Reputation: 1631
I have a matrix X of size (d,N). In other words, there are N vectors with d dimensions each. For example,
X = [[1,2,3,4],[5,6,7,8]]
there are N=4 vectors of d=2 dimensions.
Also, I have rag array (list of lists). Indices are indexing columns in the X matrix. For example,
I = [ [0,1], [1,2,3] ]
The I[0]=[0,1] indexes columns 0 and 1 in matrix X. Similarly the element I[1] indexes columns 1,2 and 3. Notice that elements of I are lists that are not of the same length!
What I would like to do, is to index the columns in the matrix X using each element in I, sum the vectors and get a vector. Repeat this for each element of I and thus build a new matrix Y. The matrix Y should have as many d-dimensional vectors as there are elements in I array. In my example, the Y matrix will have 2 vectors of 2 dimensions.

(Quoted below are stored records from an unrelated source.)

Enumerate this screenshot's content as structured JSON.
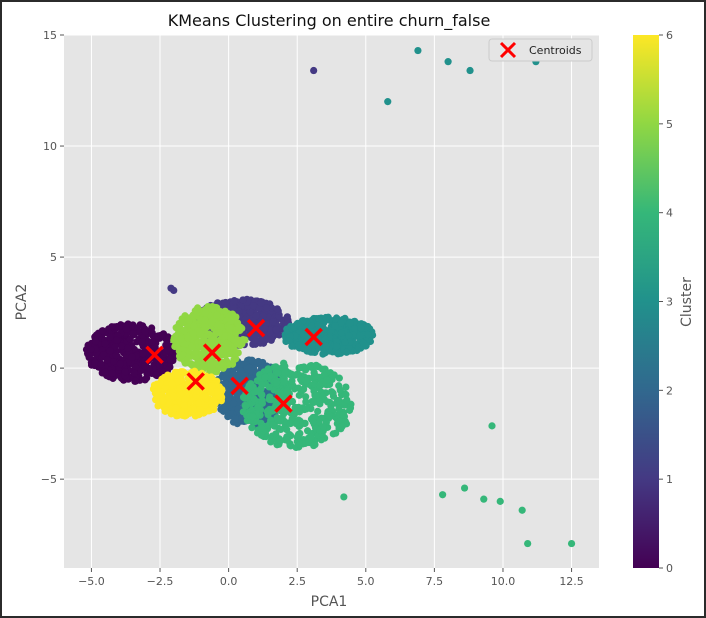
{
  "chart_data": {
    "type": "scatter",
    "title": "KMeans Clustering on entire churn_false",
    "xlabel": "PCA1",
    "ylabel": "PCA2",
    "xlim": [
      -6.0,
      13.5
    ],
    "ylim": [
      -9.0,
      15.0
    ],
    "grid": true,
    "legend": {
      "placement": "top-right",
      "entries": [
        "Centroids"
      ]
    },
    "xticks": [
      -5.0,
      -2.5,
      0.0,
      2.5,
      5.0,
      7.5,
      10.0,
      12.5
    ],
    "xtick_labels": [
      "−5.0",
      "−2.5",
      "0.0",
      "2.5",
      "5.0",
      "7.5",
      "10.0",
      "12.5"
    ],
    "yticks": [
      -5,
      0,
      5,
      10,
      15
    ],
    "ytick_labels": [
      "−5",
      "0",
      "5",
      "10",
      "15"
    ],
    "colorbar": {
      "label": "Cluster",
      "range": [
        0,
        6
      ],
      "ticks": [
        0,
        1,
        2,
        3,
        4,
        5,
        6
      ],
      "colormap": "viridis",
      "colors": [
        "#440154",
        "#443983",
        "#31688e",
        "#21918c",
        "#35b779",
        "#90d743",
        "#fde725"
      ]
    },
    "cluster_colors": {
      "0": "#440154",
      "1": "#443983",
      "2": "#31688e",
      "3": "#21918c",
      "4": "#35b779",
      "5": "#90d743",
      "6": "#fde725"
    },
    "cluster_regions": [
      {
        "cluster": 0,
        "x_range": [
          -5.2,
          -1.8
        ],
        "y_range": [
          -0.6,
          2.0
        ]
      },
      {
        "cluster": 1,
        "x_range": [
          -1.2,
          2.2
        ],
        "y_range": [
          1.0,
          3.1
        ]
      },
      {
        "cluster": 2,
        "x_range": [
          -0.5,
          2.0
        ],
        "y_range": [
          -2.6,
          0.4
        ]
      },
      {
        "cluster": 3,
        "x_range": [
          2.0,
          5.3
        ],
        "y_range": [
          0.6,
          2.3
        ]
      },
      {
        "cluster": 4,
        "x_range": [
          0.5,
          4.5
        ],
        "y_range": [
          -3.6,
          0.3
        ]
      },
      {
        "cluster": 5,
        "x_range": [
          -2.0,
          0.6
        ],
        "y_range": [
          -0.2,
          2.8
        ]
      },
      {
        "cluster": 6,
        "x_range": [
          -2.8,
          -0.2
        ],
        "y_range": [
          -2.2,
          -0.1
        ]
      }
    ],
    "outliers": [
      {
        "x": 3.1,
        "y": 13.4,
        "cluster": 1
      },
      {
        "x": 6.9,
        "y": 14.3,
        "cluster": 3
      },
      {
        "x": 8.0,
        "y": 13.8,
        "cluster": 3
      },
      {
        "x": 8.8,
        "y": 13.4,
        "cluster": 3
      },
      {
        "x": 11.2,
        "y": 13.8,
        "cluster": 3
      },
      {
        "x": 5.8,
        "y": 12.0,
        "cluster": 3
      },
      {
        "x": -2.1,
        "y": 3.6,
        "cluster": 1
      },
      {
        "x": -2.0,
        "y": 3.5,
        "cluster": 1
      },
      {
        "x": 9.6,
        "y": -2.6,
        "cluster": 4
      },
      {
        "x": 4.2,
        "y": -5.8,
        "cluster": 4
      },
      {
        "x": 7.8,
        "y": -5.7,
        "cluster": 4
      },
      {
        "x": 8.6,
        "y": -5.4,
        "cluster": 4
      },
      {
        "x": 9.3,
        "y": -5.9,
        "cluster": 4
      },
      {
        "x": 9.9,
        "y": -6.0,
        "cluster": 4
      },
      {
        "x": 10.7,
        "y": -6.4,
        "cluster": 4
      },
      {
        "x": 10.9,
        "y": -7.9,
        "cluster": 4
      },
      {
        "x": 12.5,
        "y": -7.9,
        "cluster": 4
      }
    ],
    "centroids": [
      {
        "x": -2.7,
        "y": 0.6
      },
      {
        "x": 1.0,
        "y": 1.8
      },
      {
        "x": 3.1,
        "y": 1.4
      },
      {
        "x": -0.6,
        "y": 0.7
      },
      {
        "x": -1.2,
        "y": -0.6
      },
      {
        "x": 0.4,
        "y": -0.8
      },
      {
        "x": 2.0,
        "y": -1.6
      }
    ]
  }
}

In my example, the element I[0] tells to get columns 0 and 1 from matrix X. Sum the two vectors 2-dimensional vectors of matrix X and put this vector in Y (column 0). Then, element I[1] tells to sum the columns 1,2 and 3 of matrix X and put this new vector in Y (column 1).
I can do this easily using a loop but I would like to vectorize this operation if possible. My matrix X has hundreds of thousands of columns and the I indexing matrix has tens of thousands elements (each element is a short lists of indices).
My loopy code :
Y = np.zeros( (d,len(I)) )
for i,idx in enumerate(I):
Y[:,i] = np.sum( X[:,idx], axis=1 )
Upvotes: 3
Views: 1804
Reputation: 221524
Here's an approach -
# Get a flattened version of indices
idx0 = np.concatenate(I)
# Get indices at which we need to do "intervaled-summation" along axis=1
cut_idx = np.append(0,map(len,I))[:-1].cumsum()
# Finally index into cols of array with flattend indices & perform summation
out = np.add.reduceat(X[:,idx0], cut_idx,axis=1)
Step-by-step run -
In [67]: X
Out[67]:
array([[ 1, 2, 3, 4],
[15, 6, 17, 8]])
In [68]: I
Out[68]: array([[0, 2, 3, 1], [2, 3, 1], [2, 3]], dtype=object)
In [69]: idx0 = np.concatenate(I)
In [70]: idx0 # Flattened indices
Out[70]: array([0, 2, 3, 1, 2, 3, 1, 2, 3])
In [71]: cut_idx = np.append(0,map(len,I))[:-1].cumsum()
In [72]: cut_idx # We need to do addition in intervals limited by these indices
Out[72]: array([0, 4, 7])
In [74]: X[:,idx0] # Select all of the indexed columns
Out[74]:
array([[ 1, 3, 4, 2, 3, 4, 2, 3, 4],
[15, 17, 8, 6, 17, 8, 6, 17, 8]])
In [75]: np.add.reduceat(X[:,idx0], cut_idx,axis=1)
Out[75]:
array([[10, 9, 7],
[46, 31, 25]])
Upvotes: 4